Methods: Expression of P2Y1, P2Y6, Cx26 and Cx43 in TGF-b1 (10ng/mL, 48hrs) treated human proximal (HK2) tubule cells were assessed by immunoblot analysis. Calcium microfluorimetry assessed changes in cytosolic calcium ([Ca2+]i) in response to increasing concentrations of ADP and ATP (0.01-10µM). Cells, preloaded with ATP (10mM for 10mins), were used to measure real-time ATP release via bio-sensing.

Results:
TGF-b1 (10ng/mL, 48hrs) significantly decreased expression of Cx26 (63.5±8.8%, p<0.01,n=5), Cx43 (51.1±2.9%, p<0.0001,n=6), P2Y1 (23.6±1.4%, p<0.0001,n=4) and P2Y6 (41.9±2.0%, p<0.01,n=3) as compared to control. Basal-to-peak ADP (10µM) and ATP (10µM) evoked changes in [Ca2+]i were significantly reduced following TGF-b1 treatment (p<0.0001,n=3). Removing extracellular calcium opens hemi-channels and allows ATP release from HK2 cells. In TGF-b1 (10ng/mL) treated cells the amount of ATP release increased from 0.24µM± (control) to 2±0.47µM (p=0.0012, n=3).

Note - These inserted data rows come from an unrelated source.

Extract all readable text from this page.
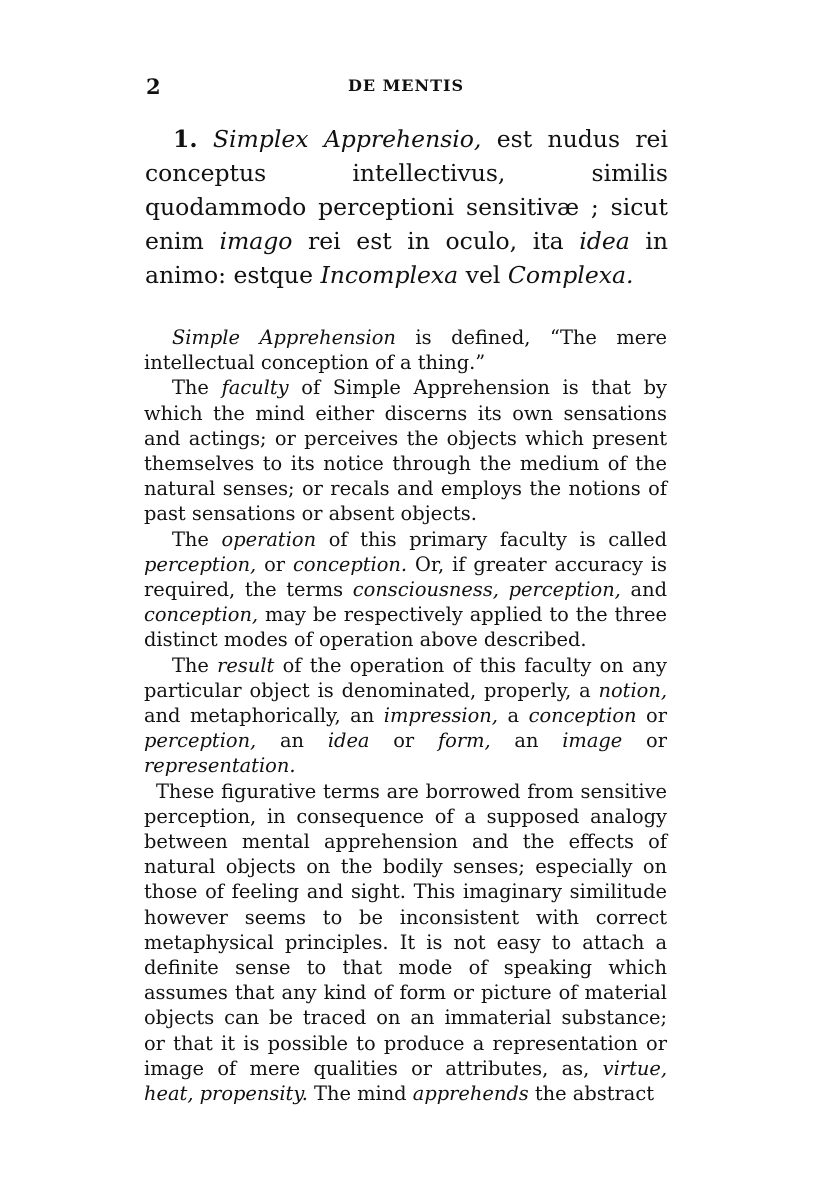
2	DE MENTIS
1. Simplex Apprehensio, est nudus rei conceptus intellectivus, similis quodammodo perceptioni sensitivæ ; sicut enim imago rei est in oculo, ita idea in animo: estque Incomplexa vel Complexa.

Simple Apprehension is defined, “The mere intellectual conception of a thing.”

The faculty of Simple Apprehension is that by which the mind either discerns its own sensations and actings; or perceives the objects which present themselves to its notice through the medium of the natural senses; or recals and employs the notions of past sensations or absent objects.

The operation of this primary faculty is called perception, or conception. Or, if greater accuracy is required, the terms consciousness, perception, and conception, may be respectively applied to the three distinct modes of operation above described.

The result of the operation of this faculty on any particular object is denominated, properly, a notion, and metaphorically, an impression, a conception or perception, an idea or form, an image or representation.

These figurative terms are borrowed from sensitive perception, in consequence of a supposed analogy between mental apprehension and the effects of natural objects on the bodily senses; especially on those of feeling and sight. This imaginary similitude however seems to be inconsistent with correct metaphysical principles. It is not easy to attach a definite sense to that mode of speaking which assumes that any kind of form or picture of material objects can be traced on an immaterial substance; or that it is possible to produce a representation or image of mere qualities or attributes, as, virtue, heat, propensity. The mind apprehends the abstract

Conclusions: TGF-b1 significantly decreased expression of Cx26, Cx43, P2Y1 and P2Y6 in HK2 cells and functionally reduced purinergic-evoked Ca2+-signalling. However, ATP bio-sensing suggests that the cytokine increases the amount of hemi-channel ATP release. Loss of connexin expression appears to impair GJ-mediated cell-communication but increases the amount of hemi-channel activity. This may represent a compensatory mechanism to maintain cell-to-cell communication in the diabetic kidney.

This work is supported by a grant from Diabetes UK (BDA: 11/0004215).